Marc Marquez no, nonostante una gomma in meno (come Joan Mir, anche lui passato dalla Q1) ed un solo tentativo per l’attacco alla pole position ha chiuso con un 1’39.121, a poco più di due decimi da Fabio Quartararo, tempo che anche grazie alle penalizzazioni inferte a Bagnaia e Vinales gli permette di partire dalla sesta casella sulla griglia.
La gara farà storia a sé, perché in questi giorni lo spagnolo ha dimostrato di non aver ancora trovato una buona continuità, tuttavia ha già fatto abbastanza. Per lo spettacolo e per farci scrivere, ma soprattuto per sé stesso.
Ha consegnato alla MotoGP una spolverata di realismo magico, il genere letterario portato al mondo da uno che oggi, 7 anni fa, se ne andava per sempre: Gabriel García Márquez. Uno che scriveva, tra le altre cose, che “colui che aspetta molto può aspettarsi poco”. Ecco, aspettare troppo può essere un problema serio, come lo è stato anticipare i tempi l’anno scorso.

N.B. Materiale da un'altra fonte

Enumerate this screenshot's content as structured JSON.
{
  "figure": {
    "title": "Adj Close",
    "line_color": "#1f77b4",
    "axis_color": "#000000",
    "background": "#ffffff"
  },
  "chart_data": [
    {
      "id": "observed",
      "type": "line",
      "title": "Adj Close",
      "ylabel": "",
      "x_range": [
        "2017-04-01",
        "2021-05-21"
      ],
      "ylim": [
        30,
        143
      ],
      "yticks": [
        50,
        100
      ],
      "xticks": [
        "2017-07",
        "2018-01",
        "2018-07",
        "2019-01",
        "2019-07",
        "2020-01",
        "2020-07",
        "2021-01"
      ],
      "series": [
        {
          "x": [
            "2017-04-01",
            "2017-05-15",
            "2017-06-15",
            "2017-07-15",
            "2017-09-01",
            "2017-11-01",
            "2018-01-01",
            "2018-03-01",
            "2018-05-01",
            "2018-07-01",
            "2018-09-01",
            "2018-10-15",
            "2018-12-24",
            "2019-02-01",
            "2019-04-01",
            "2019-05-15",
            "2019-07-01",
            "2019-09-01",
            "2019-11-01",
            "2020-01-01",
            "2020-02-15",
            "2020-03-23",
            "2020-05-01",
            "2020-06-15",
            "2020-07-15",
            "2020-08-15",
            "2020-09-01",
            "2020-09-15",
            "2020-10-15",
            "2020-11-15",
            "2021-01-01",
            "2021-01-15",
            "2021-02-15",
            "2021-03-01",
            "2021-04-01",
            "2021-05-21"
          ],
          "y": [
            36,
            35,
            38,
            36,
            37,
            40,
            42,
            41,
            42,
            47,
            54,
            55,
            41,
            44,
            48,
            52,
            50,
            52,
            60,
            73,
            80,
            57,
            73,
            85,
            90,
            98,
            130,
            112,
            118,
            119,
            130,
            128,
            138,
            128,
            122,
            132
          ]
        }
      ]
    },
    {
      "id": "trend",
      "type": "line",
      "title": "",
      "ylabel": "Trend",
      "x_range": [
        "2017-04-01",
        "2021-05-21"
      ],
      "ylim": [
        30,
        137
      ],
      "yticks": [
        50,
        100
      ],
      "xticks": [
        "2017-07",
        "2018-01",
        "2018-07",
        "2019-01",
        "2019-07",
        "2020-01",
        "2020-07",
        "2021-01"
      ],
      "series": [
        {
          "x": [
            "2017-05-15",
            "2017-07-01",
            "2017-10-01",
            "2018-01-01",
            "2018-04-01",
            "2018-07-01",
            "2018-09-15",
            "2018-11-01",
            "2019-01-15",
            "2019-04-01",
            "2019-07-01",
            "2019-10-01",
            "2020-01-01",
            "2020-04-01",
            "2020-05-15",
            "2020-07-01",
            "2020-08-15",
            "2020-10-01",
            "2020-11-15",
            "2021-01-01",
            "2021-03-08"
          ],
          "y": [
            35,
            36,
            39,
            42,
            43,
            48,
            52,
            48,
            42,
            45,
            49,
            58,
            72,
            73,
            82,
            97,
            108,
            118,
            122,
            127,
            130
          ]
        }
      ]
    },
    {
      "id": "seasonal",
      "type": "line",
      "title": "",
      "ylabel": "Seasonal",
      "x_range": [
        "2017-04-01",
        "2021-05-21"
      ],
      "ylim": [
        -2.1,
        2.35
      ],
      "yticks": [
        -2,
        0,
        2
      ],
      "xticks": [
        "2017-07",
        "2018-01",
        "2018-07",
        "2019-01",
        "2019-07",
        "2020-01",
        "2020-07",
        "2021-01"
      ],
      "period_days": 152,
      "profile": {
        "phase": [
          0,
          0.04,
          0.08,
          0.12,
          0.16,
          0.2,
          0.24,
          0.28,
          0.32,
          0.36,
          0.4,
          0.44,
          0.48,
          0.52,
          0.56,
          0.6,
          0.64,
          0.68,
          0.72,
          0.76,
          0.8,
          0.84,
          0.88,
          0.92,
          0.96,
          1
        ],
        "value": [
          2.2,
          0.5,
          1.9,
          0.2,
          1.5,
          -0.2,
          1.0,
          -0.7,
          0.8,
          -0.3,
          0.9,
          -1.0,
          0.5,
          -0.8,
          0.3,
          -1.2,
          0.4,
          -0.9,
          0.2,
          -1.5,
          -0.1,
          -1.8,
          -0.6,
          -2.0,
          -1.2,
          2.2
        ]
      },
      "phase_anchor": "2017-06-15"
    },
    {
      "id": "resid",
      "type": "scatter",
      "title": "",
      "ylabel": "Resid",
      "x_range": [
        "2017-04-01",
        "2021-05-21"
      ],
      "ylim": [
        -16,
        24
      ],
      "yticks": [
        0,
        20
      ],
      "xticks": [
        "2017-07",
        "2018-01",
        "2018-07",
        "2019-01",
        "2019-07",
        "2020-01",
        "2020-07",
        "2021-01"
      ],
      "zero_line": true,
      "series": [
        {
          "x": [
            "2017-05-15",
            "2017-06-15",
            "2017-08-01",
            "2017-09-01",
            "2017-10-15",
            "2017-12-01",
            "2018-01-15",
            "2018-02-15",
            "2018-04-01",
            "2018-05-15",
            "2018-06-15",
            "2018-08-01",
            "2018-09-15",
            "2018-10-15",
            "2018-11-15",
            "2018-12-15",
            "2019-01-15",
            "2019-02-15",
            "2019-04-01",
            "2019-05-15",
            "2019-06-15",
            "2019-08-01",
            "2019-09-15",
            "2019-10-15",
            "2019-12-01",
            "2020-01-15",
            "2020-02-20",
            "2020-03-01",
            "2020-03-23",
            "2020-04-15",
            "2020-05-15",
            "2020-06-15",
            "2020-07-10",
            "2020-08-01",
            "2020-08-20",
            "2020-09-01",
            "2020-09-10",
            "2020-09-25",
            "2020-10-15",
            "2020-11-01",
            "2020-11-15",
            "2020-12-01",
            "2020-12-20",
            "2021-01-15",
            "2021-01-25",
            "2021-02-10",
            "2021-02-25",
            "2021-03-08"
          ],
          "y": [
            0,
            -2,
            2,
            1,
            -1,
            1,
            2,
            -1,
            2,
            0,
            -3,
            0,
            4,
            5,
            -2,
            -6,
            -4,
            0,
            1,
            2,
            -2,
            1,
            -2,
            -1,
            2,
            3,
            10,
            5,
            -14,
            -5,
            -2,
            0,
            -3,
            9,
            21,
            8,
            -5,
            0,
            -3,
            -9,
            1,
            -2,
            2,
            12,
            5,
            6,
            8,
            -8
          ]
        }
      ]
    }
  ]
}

I due chissà, forse hanno anche qualcosa più di un cognome in comune. Perché Marc Marquez è andato, seppur di poco, oltre alle leggi che regolano le cose della vita. Contro i pareri dei tecnici, le aspettative dei colleghi, il fastidio che gli fa scuotere il braccio prima di lanciarsi su di una moto a 340 Km/h.
Marc Marquez è rinato a Portimaõ, perché a prescindere dal risultato di domenica è comunque andato di gran lunga oltre le aspettative. Con un po’ di magia alla Marquez. L’altro.